As directed by the 2017 National Defense Authorization Act (NDAA), the SBA has now released its proposed consolidated rules for size, ownership and control of veteran owned businesses that, when finalized and adopted, will not only apply to the VA’s certification of VOSBs and SDVOSBs for procurements under the Vets First Contracting Program at the VA, but also to all acquisitions for other parts of the U.S. Government which require self-certification of VOSBs and SDVOSBs.

Some of the changes the SBA has proposed to its regulations are simply the adoption of what was previously included in the VA’s ownership and control rules. Yet some provisions of the proposed regulations are entirely new.

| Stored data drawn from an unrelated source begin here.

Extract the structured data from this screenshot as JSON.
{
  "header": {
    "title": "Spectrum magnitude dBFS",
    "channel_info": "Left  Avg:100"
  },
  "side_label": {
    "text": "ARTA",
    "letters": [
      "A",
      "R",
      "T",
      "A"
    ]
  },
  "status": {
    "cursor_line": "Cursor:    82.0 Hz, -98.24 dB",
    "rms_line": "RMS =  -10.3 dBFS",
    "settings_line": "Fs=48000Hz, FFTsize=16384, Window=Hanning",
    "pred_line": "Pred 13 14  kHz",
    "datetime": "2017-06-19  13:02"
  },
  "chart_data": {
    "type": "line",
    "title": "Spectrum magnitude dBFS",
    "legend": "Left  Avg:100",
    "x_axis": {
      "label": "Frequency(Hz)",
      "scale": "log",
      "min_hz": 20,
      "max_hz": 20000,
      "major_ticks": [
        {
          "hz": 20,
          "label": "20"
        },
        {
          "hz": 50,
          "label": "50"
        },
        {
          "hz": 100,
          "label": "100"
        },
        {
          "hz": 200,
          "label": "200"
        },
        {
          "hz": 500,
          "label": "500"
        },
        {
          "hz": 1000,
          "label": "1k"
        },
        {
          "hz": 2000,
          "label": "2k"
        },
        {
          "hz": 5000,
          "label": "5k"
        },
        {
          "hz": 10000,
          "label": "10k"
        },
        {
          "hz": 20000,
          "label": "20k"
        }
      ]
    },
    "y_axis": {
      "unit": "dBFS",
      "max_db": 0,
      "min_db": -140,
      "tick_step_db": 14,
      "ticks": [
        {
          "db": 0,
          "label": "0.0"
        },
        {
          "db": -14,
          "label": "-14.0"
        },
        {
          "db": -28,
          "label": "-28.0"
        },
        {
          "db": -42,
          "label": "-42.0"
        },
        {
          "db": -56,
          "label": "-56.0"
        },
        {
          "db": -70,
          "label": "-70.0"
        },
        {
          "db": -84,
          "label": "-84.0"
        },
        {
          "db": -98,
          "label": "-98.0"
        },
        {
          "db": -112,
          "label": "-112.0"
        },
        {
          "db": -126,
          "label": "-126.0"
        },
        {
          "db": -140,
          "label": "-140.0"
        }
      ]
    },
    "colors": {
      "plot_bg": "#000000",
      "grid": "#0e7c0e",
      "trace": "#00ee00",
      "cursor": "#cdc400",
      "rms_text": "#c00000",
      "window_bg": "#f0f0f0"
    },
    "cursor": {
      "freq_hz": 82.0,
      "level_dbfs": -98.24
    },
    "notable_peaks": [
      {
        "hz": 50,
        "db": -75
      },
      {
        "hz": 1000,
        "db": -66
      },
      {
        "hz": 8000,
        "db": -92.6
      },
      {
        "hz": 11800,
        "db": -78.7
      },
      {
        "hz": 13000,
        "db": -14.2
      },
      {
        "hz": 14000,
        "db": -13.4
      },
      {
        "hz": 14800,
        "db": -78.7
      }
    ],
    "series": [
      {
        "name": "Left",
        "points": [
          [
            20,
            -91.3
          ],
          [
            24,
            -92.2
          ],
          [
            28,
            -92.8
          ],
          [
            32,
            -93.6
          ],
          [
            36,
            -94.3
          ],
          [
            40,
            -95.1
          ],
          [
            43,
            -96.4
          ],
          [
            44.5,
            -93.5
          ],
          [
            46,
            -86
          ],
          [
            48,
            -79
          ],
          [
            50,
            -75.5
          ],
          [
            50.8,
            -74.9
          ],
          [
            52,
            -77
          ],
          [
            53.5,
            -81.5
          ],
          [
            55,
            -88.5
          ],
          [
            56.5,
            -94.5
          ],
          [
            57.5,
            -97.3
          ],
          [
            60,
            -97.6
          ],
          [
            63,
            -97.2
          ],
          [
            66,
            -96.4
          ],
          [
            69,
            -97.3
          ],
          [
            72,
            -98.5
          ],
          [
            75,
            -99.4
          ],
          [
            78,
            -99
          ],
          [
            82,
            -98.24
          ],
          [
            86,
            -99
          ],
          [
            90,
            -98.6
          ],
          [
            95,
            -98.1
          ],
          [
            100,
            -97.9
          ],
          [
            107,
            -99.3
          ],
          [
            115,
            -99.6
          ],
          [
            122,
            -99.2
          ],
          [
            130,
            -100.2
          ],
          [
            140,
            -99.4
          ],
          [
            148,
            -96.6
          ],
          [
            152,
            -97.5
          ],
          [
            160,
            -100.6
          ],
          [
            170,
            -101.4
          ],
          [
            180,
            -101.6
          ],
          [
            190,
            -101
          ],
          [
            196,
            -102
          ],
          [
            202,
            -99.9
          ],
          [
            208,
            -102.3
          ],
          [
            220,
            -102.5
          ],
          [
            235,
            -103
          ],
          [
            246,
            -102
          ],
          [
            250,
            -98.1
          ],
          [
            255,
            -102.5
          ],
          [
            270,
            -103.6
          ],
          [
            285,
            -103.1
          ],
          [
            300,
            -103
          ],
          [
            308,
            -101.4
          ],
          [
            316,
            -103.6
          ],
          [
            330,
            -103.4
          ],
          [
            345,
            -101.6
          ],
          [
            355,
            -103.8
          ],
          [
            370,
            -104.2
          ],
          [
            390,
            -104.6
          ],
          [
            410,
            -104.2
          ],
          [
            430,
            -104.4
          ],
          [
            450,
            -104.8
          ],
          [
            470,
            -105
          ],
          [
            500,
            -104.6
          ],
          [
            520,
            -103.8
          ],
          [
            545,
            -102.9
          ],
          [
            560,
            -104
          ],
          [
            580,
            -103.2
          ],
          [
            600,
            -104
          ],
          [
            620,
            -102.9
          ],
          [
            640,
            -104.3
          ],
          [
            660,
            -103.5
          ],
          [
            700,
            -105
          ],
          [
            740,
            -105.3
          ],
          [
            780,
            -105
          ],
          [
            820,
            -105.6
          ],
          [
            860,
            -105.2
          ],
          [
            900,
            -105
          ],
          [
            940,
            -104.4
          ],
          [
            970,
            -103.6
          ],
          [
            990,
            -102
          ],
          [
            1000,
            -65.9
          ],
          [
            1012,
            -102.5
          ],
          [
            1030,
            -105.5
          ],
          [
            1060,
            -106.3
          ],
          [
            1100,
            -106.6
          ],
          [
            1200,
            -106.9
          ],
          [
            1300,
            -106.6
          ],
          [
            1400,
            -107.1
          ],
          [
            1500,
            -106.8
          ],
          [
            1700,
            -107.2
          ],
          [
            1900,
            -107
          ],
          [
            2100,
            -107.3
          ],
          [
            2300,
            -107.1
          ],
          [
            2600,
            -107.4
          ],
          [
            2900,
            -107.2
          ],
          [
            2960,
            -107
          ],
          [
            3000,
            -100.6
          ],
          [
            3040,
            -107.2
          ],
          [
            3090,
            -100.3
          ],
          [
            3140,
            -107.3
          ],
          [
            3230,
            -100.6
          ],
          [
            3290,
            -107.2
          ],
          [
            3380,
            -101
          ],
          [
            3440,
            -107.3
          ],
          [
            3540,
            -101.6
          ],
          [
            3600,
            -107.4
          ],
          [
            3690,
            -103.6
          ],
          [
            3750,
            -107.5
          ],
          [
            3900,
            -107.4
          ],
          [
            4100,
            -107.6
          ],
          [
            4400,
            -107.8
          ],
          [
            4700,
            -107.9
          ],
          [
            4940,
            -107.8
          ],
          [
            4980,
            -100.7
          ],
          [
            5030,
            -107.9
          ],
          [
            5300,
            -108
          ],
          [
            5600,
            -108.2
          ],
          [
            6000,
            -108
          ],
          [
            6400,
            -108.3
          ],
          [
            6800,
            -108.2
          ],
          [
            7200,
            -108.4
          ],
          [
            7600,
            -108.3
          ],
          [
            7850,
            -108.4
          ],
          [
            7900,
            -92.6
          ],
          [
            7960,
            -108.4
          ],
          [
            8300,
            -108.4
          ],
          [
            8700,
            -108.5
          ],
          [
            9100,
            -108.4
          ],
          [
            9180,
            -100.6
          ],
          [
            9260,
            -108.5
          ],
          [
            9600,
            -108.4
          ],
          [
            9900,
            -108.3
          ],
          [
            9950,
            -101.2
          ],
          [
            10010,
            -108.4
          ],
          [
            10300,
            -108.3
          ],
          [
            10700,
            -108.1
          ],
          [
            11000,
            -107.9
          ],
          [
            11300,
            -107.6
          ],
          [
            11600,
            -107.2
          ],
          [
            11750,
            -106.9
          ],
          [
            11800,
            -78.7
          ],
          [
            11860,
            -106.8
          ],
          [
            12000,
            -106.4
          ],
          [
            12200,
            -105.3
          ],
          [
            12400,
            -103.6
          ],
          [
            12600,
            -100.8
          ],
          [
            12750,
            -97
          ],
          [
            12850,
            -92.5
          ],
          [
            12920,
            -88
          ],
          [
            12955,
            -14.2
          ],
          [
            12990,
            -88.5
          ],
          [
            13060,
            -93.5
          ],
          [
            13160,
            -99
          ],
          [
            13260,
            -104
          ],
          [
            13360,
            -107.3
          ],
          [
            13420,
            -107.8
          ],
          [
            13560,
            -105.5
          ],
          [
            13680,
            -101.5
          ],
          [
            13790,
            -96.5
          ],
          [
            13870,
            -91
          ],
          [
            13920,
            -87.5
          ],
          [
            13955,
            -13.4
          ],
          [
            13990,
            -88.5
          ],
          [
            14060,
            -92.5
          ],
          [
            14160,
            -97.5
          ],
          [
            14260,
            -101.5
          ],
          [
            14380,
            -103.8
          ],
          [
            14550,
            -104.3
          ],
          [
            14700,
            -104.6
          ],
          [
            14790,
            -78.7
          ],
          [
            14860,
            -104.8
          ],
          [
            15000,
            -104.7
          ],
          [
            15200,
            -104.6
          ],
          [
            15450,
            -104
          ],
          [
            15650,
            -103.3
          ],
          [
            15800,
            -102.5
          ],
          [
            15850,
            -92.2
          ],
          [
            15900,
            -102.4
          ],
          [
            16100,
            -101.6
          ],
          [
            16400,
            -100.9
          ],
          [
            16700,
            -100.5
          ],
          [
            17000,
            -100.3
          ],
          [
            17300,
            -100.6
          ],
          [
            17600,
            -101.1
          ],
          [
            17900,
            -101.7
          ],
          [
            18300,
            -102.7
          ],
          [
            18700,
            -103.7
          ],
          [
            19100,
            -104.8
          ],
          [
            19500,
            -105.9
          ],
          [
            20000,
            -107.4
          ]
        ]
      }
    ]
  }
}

Among the changes that reflect the SBA’s adoption of the VA’s standards are the following:

  • With respect to the unconditional ownership requirements to qualify as a SDVOSB, service-disabled veterans must receive at least 51% of the profits of the entity regardless of whether it is organized as a corporation, partnership or limited liability company, and the service-disabled veteran’s share of the profits must be commensurate with his or her ownership interest in the concern.
  • With respect to the unconditional control requirements, the service-disabled veteran generally must be the highest-compensated in the company.

 

Among the newly added elements of the SBA regulations are the following:

  • With respect to the unconditional ownership requirements, a new exception is included for employee stock ownership plans (ESOPs). Unfortunately, however, this exception is not likely to be of any benefit to veteran owned businesses given that, as drafted, the proposed exception is limited to “publicly traded” SDVOSBs. If such an entity exists, I am not aware of one. We can only hope that this blatant shortcoming is addressed and fixed during the comment period.
  • Another new exception for unconditional ownership is added for surviving spouses of service-disabled veteran business owners. But this exception is also narrowly drafted, and applies only when the veteran has a 100% service connected disability or has died as a result of a service connected disability.
  • With respect to unconditional control, a new exception is added for veterans with a “permanent and severe disability” in which case, the spouse or permanent caregiver may control the company provided that that they, “have managerial experience of the extent and complexity needed to run the concern.” While well-intentioned, this provision could also benefit from fine-tuning during the comment period. If a veteran has such a disability, why would the drafters of this provision expect the spouse or permanent caregiver to have the requisite expertise, as well as the necessary time or inclination, to take on the responsibility for running the business?
  • Finally, with respect to unconditional control, new “rebuttable presumptions” are proposed to be added that specify the service disabled veteran will not be found to be in control of the business if he or she: (1) is not able to work for the firm during normal business hours; or (2) is not physically located within a reasonable commute to the firm’s headquarters and/or work locations. The second of these rebuttable presumptions seems especially problematic for two reasons. It first seems overly restrictive given the ever widening acceptability of telecommuting in today’s business world, and also disregards the reality that many of these businesses work on multiple client sites located across the country. Secondly, the value of the presumption being rebuttable is severely hampered by the fact that the SBA goes on to add the following as additional clarification: “The service-disabled veteran’s ability to answer emails, communicate by telephone, or to communicate at a distance by other technological means, while delegating the responsibility of managing the concern to others is not by itself a reasonable rebuttal.” Of course, the possibility exists that the details of these rebuttable presumptions could change as a result of comments received during the comment period.

 

Comments on the new SBA rules are due by March 30, 2018 and can be submitted here.